The fact is though that the chicken-lovers are trying instinctively and desperately to stem the tide of social engineering from the left, but their efforts are futile, not only because the left is winning by hook or by crook, but because the right long ago defected.
For anyone who doubts the left is winning, reflect on the advent of Obamacare.  Socialized medicine is a critical element for implementing the State-centered social vision.  Just as government schooling places the State as the primary actor in the formation of the mind, State medicine places the State as the primary actor in the health of the body, in both cases replacing roles traditionally held by family, religious institutions and voluntary economic exchanges. Furthermore, it is clear that this is social engineering not social evolution because the majority of the people were against Obamacare and still are and we’re getting it anyway.
Passing Obamacare was such a monumental act of Statist coercion that even the normally covert Statist right had to show itself in the form of Republican-appointed Supreme Court Chief Justice John Roberts casting the deciding vote to uphold Obamacare.  (Mitt Romney had already shown his eagerness to replace the free society with the State by pioneering Obamneycare in the first place.)  That leads me to my second point….
The right defected. Conservatism used to have the high road, espousing fiscal responsibility, civil liberties and prudence in foreign affairs (see Barry Goldwater), but it has been hijacked by the neoconservative movement and now is led by social engineers from the right who sacrifice fiscal conservatism for the power to shape society both at home and abroad (see Irving Kristol).  Because the right has now embraced the principle that the proper role of the State is to decide social and moral issues, the battle has been lost, the resistance infiltrated.  The power of society has been yielded to the State and like all things controlled by the State, the battle between left and right in Washington is simply a battle between mob bosses of two different families.  While we at home continue to believe there is an ideology at issue, it is nothing more than a war for the corners.

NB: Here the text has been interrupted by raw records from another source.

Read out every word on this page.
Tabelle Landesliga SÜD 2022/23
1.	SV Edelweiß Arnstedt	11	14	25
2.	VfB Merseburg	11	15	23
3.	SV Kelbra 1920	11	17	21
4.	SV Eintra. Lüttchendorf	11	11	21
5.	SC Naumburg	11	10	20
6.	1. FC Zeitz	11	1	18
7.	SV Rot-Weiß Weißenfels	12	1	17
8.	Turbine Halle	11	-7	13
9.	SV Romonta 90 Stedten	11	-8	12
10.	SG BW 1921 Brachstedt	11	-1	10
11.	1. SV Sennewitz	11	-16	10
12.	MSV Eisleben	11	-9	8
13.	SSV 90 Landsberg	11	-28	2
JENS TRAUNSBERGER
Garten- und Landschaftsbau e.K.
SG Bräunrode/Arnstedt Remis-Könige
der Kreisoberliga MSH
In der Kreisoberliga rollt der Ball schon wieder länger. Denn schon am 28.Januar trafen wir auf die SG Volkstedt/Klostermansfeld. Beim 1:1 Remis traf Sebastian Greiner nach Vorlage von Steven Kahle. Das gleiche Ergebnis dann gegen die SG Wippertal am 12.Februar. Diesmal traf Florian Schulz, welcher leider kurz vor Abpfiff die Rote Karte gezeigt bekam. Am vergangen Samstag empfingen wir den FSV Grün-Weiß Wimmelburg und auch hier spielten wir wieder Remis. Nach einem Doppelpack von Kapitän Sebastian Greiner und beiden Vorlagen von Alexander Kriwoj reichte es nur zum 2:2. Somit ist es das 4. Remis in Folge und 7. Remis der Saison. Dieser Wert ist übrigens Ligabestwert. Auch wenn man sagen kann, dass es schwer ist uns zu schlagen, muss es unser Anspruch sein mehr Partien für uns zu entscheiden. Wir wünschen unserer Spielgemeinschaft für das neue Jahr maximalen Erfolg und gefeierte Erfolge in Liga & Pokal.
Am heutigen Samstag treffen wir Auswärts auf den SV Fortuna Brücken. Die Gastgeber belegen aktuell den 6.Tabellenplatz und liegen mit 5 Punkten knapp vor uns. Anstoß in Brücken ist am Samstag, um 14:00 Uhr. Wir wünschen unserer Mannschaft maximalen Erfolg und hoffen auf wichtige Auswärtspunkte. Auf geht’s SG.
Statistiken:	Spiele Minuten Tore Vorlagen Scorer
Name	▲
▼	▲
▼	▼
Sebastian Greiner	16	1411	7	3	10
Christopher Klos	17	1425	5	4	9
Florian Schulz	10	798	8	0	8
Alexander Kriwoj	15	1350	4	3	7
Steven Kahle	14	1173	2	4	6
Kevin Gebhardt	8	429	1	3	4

Ultimately, however, the gay marriage question, as with every other issue that pits factions of society against each other, is a distraction from the real issue. The battle is not between gay and straight, left and right, black and white, Christian and atheist; the battle is between US and THEM, between ruled and rulers, between social power and State power.  But Statist diversions are nothing new–some even say it wasn’t only that Nero fiddled while Rome burned, but that Nero burned Rome so that he could fiddle.

1 thought on “The Great Chicken Wars: A Victory for Statism”

  1. Why is the state or any government licensing a religious ceremony? That’s what marriage is…..a religious ceremony. Nothing more. The government licenses it for tax purposes. Pass the Fair Tax and we’ll see that go by the wayside. Once the government is out of the marriage business, anyone can claim to be married by whatever religious group they want to perform it. If a religious groups doesn’t want to marry gays….so be it.